Quelle est votre lecture des évènements du 30 et 31 octobre ?

Les évènements du 30 au 31 octobre n'ont été que l'aboutissement d'un ras-le-bol, parce qu'il faut que les gens aient une très bonne lecture de ce qui s'est passé les 30 et 31 octobre. Et l'article 37 à mon avis, n'a été qu'un prétexte, c'est-à-dire que les gens se sont saisis de cela pour faire aboutir la lutte, parce que les Burkinabè en avaient marre, c'est un ras-le-bol qui a été cumulé depuis il y a 27 ans, donc si on se limite à l'article 37, on risque de se faire de fausses analyses.

Maintenant que le CFOP n'existe plus, quel est l'agenda de l'UNIR/PS ?

L'agenda de l'UNIR/PS, on le connaissait depuis, avec ou sans le CFOP. Premièrement, c'était de faire partir Blaise, parce que les gens oublient que depuis 2011, nous avons organisé ici, une manifestation, en appelant Blaise de dégager. Notre premier objectif est atteint. Les gens ont tergiversé, à l'époque mais finalement, ils sont venus nous rejoindre. Aujourd'hui, on a dégagé Blaise, mais maintenant notre deuxième objectif, c'est qu'il réponde de ses actes. Parce que notre bataille, ce n'est pas seulement pour que Blaise s'en aille, mais qu'il réponde des nombreux crimes économiques dont il s'est rendu coupable. Troisième objectif, c'est la conquête du pouvoir en 2015, cela n'est pas caché, tout le monde le connaît depuis que l'UNIR/PS existe.

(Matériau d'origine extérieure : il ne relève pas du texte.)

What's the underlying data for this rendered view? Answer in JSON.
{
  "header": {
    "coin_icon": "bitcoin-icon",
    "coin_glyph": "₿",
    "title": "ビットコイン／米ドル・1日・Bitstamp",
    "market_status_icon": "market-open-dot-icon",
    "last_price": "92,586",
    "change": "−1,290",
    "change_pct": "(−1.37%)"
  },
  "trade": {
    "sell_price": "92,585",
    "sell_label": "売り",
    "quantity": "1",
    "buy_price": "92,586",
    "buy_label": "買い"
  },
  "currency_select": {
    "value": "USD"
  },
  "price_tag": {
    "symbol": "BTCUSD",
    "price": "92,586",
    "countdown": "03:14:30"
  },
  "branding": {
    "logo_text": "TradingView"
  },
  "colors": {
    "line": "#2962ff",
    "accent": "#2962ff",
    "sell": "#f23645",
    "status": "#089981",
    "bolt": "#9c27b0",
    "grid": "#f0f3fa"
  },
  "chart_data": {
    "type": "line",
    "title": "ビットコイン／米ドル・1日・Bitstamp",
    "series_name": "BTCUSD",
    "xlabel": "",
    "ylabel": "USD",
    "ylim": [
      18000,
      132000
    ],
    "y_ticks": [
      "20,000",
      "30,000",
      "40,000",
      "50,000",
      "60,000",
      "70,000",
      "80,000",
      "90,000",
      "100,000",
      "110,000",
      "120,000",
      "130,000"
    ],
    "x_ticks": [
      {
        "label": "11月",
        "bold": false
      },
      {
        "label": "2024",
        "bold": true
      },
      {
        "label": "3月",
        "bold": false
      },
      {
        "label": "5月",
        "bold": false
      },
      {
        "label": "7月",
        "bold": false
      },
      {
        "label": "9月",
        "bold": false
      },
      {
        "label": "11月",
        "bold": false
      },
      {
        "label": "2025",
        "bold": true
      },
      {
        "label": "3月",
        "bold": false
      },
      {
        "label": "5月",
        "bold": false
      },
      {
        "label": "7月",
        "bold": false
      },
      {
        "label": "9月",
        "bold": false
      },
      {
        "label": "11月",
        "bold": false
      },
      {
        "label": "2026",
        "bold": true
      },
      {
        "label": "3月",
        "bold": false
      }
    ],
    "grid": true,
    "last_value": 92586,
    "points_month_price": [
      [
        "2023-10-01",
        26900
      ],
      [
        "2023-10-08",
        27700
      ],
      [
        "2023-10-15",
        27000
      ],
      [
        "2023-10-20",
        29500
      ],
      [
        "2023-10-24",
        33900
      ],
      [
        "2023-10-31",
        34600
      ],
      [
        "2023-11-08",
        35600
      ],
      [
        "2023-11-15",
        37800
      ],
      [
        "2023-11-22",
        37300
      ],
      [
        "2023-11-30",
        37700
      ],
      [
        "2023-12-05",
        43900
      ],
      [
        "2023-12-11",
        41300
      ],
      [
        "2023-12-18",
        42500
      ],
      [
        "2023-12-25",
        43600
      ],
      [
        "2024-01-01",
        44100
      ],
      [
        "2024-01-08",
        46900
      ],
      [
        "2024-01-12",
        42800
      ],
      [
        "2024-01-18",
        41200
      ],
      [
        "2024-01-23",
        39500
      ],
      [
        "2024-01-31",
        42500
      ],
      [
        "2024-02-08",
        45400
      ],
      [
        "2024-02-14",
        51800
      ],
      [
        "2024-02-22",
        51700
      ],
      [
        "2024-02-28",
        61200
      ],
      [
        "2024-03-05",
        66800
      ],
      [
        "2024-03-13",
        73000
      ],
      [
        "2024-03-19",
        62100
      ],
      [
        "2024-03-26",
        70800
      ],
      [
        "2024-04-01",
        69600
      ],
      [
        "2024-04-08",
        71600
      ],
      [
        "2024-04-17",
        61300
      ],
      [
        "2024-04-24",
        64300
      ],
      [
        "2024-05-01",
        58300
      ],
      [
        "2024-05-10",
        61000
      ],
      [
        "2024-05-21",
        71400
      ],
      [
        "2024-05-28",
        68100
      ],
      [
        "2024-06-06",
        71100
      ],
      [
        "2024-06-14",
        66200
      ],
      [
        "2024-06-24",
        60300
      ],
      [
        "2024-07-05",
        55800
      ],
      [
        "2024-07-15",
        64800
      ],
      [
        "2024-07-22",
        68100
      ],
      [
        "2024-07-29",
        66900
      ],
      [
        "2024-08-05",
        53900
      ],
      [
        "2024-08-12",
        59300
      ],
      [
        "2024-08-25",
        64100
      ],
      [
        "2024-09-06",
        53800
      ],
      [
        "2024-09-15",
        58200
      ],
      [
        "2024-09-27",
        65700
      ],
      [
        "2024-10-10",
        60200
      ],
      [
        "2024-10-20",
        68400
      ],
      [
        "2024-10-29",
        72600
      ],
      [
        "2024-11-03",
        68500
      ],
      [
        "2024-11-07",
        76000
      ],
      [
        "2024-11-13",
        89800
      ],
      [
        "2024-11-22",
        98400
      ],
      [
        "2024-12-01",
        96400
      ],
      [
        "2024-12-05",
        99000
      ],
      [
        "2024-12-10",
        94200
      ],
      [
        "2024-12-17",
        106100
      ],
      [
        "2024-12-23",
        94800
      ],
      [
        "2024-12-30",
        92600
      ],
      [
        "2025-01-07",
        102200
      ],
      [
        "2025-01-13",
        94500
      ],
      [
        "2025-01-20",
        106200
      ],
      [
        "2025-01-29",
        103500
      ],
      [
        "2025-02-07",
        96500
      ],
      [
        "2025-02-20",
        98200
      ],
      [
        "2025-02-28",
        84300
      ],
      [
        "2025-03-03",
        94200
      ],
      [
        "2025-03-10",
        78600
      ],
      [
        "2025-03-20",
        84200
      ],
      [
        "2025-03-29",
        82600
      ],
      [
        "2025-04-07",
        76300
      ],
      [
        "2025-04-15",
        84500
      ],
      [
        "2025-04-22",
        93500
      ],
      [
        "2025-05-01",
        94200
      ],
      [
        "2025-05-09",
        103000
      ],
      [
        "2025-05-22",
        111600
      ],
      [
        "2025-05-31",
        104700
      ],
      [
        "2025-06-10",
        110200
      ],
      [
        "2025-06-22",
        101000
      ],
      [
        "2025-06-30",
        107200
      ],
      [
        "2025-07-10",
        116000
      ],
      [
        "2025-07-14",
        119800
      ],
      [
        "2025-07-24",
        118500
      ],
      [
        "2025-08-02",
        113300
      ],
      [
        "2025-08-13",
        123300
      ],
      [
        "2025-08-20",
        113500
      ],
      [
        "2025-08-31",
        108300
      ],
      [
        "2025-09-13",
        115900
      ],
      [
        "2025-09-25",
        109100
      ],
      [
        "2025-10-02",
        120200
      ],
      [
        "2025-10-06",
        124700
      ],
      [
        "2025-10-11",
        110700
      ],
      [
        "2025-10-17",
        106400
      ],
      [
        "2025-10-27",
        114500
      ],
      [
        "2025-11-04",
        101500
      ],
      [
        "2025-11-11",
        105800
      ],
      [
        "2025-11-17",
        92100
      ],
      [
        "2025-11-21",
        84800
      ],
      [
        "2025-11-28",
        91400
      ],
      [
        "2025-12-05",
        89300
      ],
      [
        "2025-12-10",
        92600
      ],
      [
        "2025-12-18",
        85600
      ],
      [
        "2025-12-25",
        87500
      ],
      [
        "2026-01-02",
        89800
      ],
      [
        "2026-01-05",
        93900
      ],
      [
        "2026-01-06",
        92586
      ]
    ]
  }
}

Quelle est la position de l'UNIR/PS ?

Il faut avouer il y a eu des tiraillements, mais la position de l'UNIR/PS était simple, il faut reconduire les députés de l'opposition qui étaient là. C'est notre position, pour la simple raison que ce sont des gens qui se sont battus aux côtés du peuple, à travers même les députés, depuis l'appel de Kombissiri. C'est cela qui a déclenché la lutte et ces députés ont tenu bon, durant ces deux ans, au sein de l'Assemblée et on en est arrivé à là. La position de l'UNIR/PS, si on peut les reconduire, il n'y a pas de problème. Maintenant, l'UNIR/PS s'est dit ce que les autres vont décider, on suit, on n'a pas de position particulière par rapport à cela. Notre bataille, ce n'est pas pour partager des postes, les députés de l'UNIR/PS, on les connaît, ils ont bataillé ferme pour être élus, on bataillera encore pour être élus en 2015. On s'est soumis à la décision qui a été prise au sein du CFOP. Finalement, ils ont pu exclure 2 partis et il restait 30. La majorité a dit qu'il faut partager. Ce que j'ai appris, c'est qu'on est même arrivé au vote. Finalement, la majorité l'a emporté. Mais ce que je peux dire, c'est que c'est dommage. Ce n'est pas que je veux que les anciens députés de l'opposition repartent là-bas, mais je me dis qu'il faut des hommes d'expérience au sein de ce Conseil national de transition. Maintenant si on doit partager, vous connaissez la configuration des partis de l'opposition. Il y a 30 partis. On risque de se retrouver dans un CNT avec des représentants de l'opposition qui ne pourront pas faire le poids face aux autres composantes. Or, la période de transition est une période importante, une période cruciale. Moi je pense qu'il faut envoyer vraiment des hommes pétris d'expérience, des hommes capables ; même si ce n'est pas les anciens de l'opposition, on pourrait se dire, on a 30 postes. Bref, on se soumet à la volonté de la majorité et on verra.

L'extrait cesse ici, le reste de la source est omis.